Warmed by another burst of lust, Callum tore his gaze away. A twenty-something lass with frizzy blond hair stepped up and, beaming at him, held out her copy of
Political Astrology Through the Ages.

“I can’t believe I’m meeting you in the flesh,” she exclaimed as he took it from her. “I follow your blog every day and have all of your books.”

The smile that bloomed in response was genuine this time. As much as he hated these events, they did boost his ego. They also taxed him, mentally and physically. He was ready for it to be over, ready to be home in bed—though not necessarily alone. As he robotically scrawled his signature line—
Let the stars be your guide, Callum Lyon
—he shot another hopeful glance toward the refreshment table.

Aye. Good. Madam Butterfly was still there, still watching.

Why didn’t she join the queue to have him sign her book? She didn’t strike him as the bashful type. Far from it, in fact. Something in her air gave the impression of self-sufficiency. Or was it superiority? She was standing there so coolly, like she owned the whole bloody room and, soon enough, meant to own him, too.

Not that he objected.

Swallowing hard, he shook his head to clear the thickening cloud of lust. The room was cold, but he was sweating. He wanted to shed his jacket and loosen his tie, to get away from all these people, but he only smiled and handed the blonde back her book.

He took the next one from a young man in wire-rimmed spectacles, keeping one eye on his butterfly. Her father was a liberal, like himself, but unlikely to support the dissolution of the political foundation upon which his power rested. Especially after the failure of last year’s referendum on Scottish independence. Still, Lord Bentley couldn’t know Callum had quietly poured money into the cause of Scottish freedom for decades, nor could his daughter. It was a secret shared only by Duncan and a few other die-hard nationalists who, like him, weren’t about to give up the fight just because the majority of Scots had fallen prey to English fearmongering.

Duncan was a wolver, a benevolent type of lycanthrope found in the Shetland Islands. Most worked as fishermen, as Duncan had done, before he realized he could help more indigent people through politics than by donating part of his catch to the local soup kitchen.

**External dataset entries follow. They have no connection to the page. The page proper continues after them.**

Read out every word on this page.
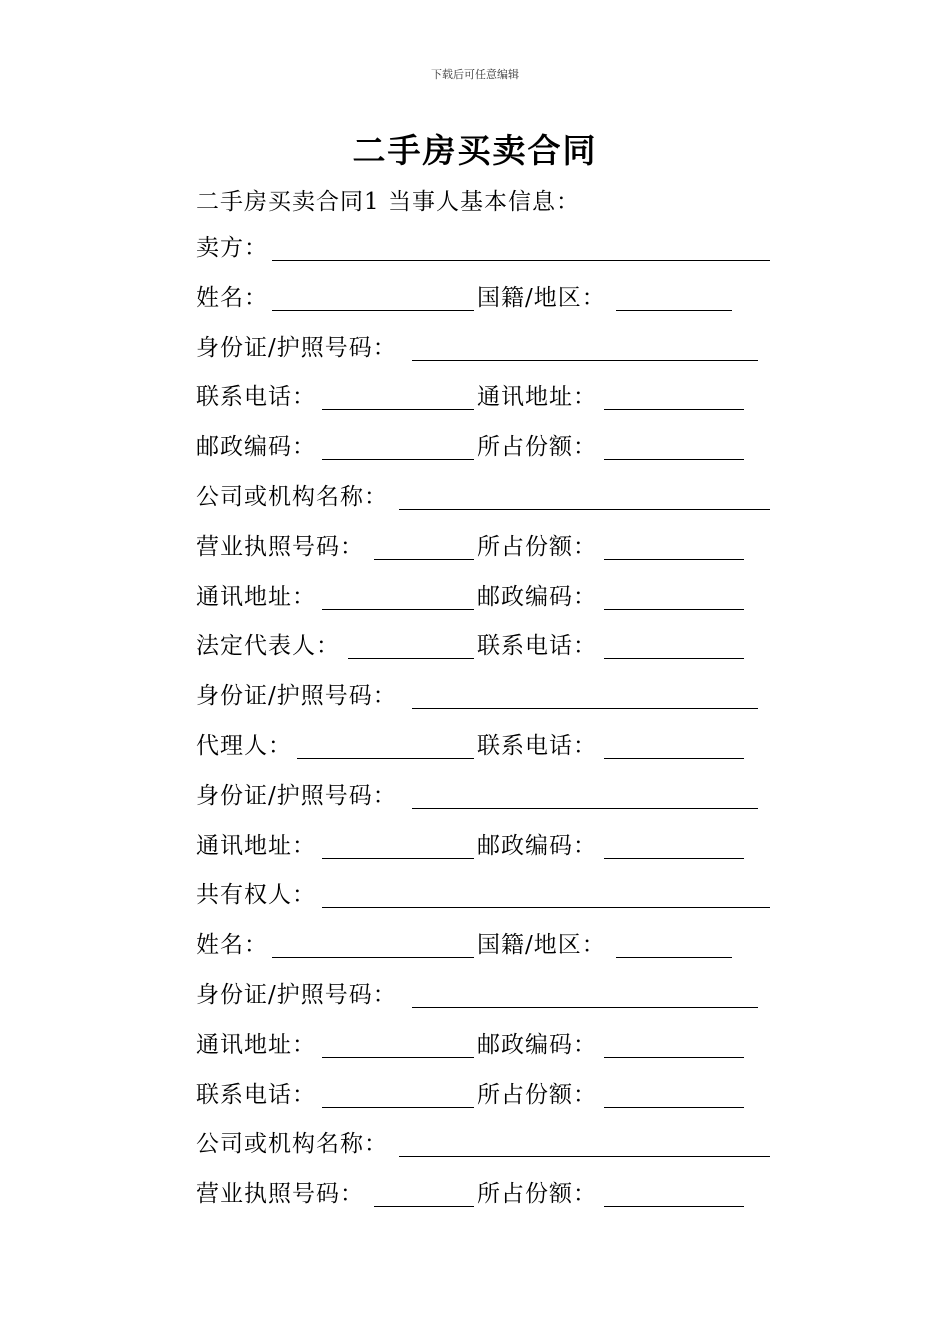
下载后可任意编辑
二手房买卖合同
二手房买卖合同1 当事人基本信息：
卖方：
姓名：	国籍/地区：
身份证/护照号码：
联系电话：	通讯地址：
邮政编码：	所占份额：
公司或机构名称：
营业执照号码：	所占份额：
通讯地址：	邮政编码：
法定代表人：	联系电话：
身份证/护照号码：
代理人：	联系电话：
身份证/护照号码：
通讯地址：	邮政编码：
共有权人：
姓名：	国籍/地区：
身份证/护照号码：
通讯地址：	邮政编码：
联系电话：	所占份额：
公司或机构名称：
营业执照号码：	所占份额：
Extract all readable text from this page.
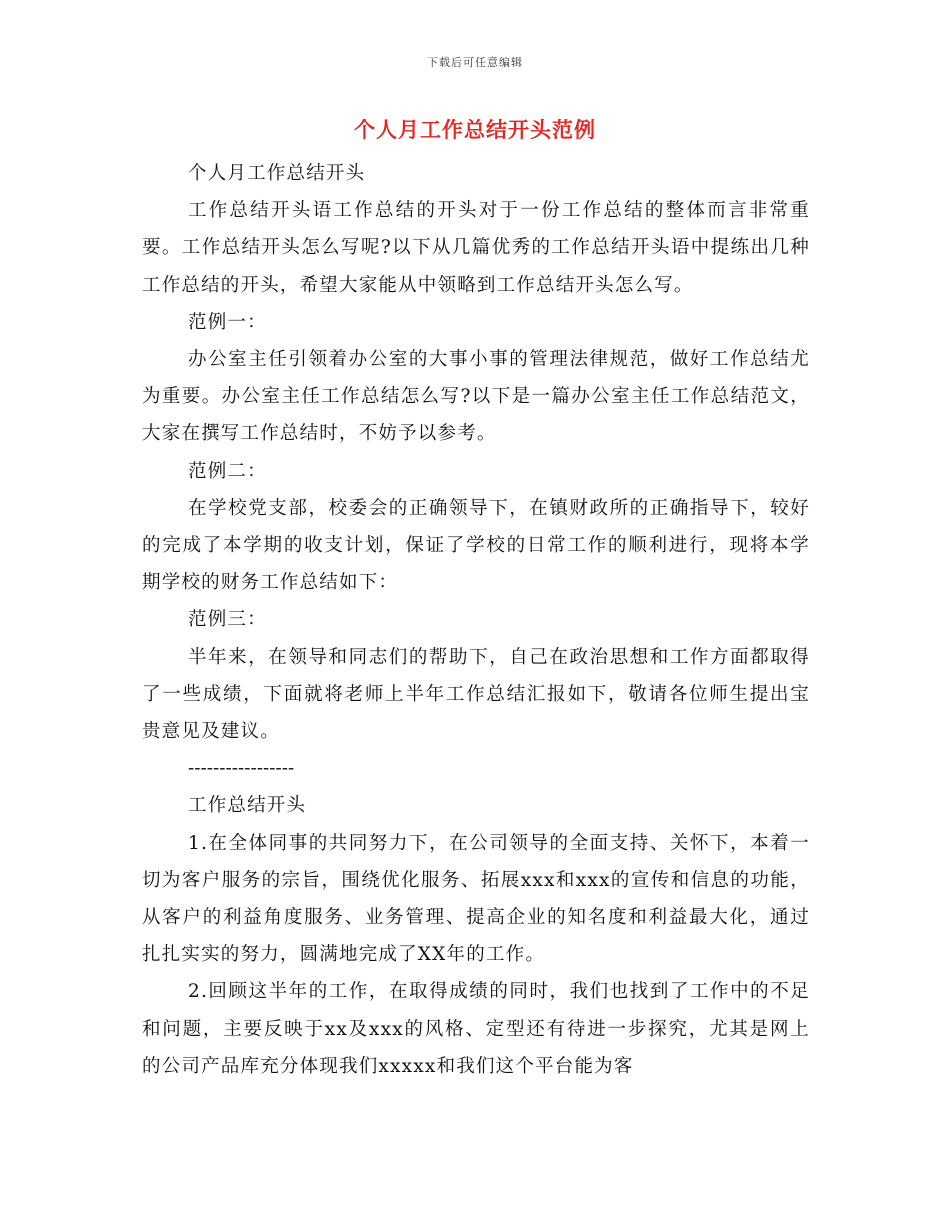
下载后可任意编辑
个人月工作总结开头范例

个人月工作总结开头

工作总结开头语工作总结的开头对于一份工作总结的整体而言非常重要。工作总结开头怎么写呢?以下从几篇优秀的工作总结开头语中提练出几种工作总结的开头，希望大家能从中领略到工作总结开头怎么写。

范例一：

办公室主任引领着办公室的大事小事的管理法律规范，做好工作总结尤为重要。办公室主任工作总结怎么写?以下是一篇办公室主任工作总结范文，大家在撰写工作总结时，不妨予以参考。

范例二：

在学校党支部，校委会的正确领导下，在镇财政所的正确指导下，较好的完成了本学期的收支计划，保证了学校的日常工作的顺利进行，现将本学期学校的财务工作总结如下：

范例三：

半年来，在领导和同志们的帮助下，自己在政治思想和工作方面都取得了一些成绩，下面就将老师上半年工作总结汇报如下，敬请各位师生提出宝贵意见及建议。

-----------------

工作总结开头

1.在全体同事的共同努力下，在公司领导的全面支持、关怀下，本着一切为客户服务的宗旨，围绕优化服务、拓展xxx和xxx的宣传和信息的功能，从客户的利益角度服务、业务管理、提高企业的知名度和利益最大化，通过扎扎实实的努力，圆满地完成了XX年的工作。

2.回顾这半年的工作，在取得成绩的同时，我们也找到了工作中的不足和问题，主要反映于xx及xxx的风格、定型还有待进一步探究，尤其是网上的公司产品库充分体现我们xxxxx和我们这个平台能为客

Shutting his eyes against her allure, Callum took his emotional temperature. He was already fraying around the edges and still had to get through dinner with some of Duncan’s and his political pals. Another hour or two of forcing himself to be sociable would likely unravel him completely. How would he divide himself between a crew of rapid nationalists and the lass, let alone have anything left to give her afterward?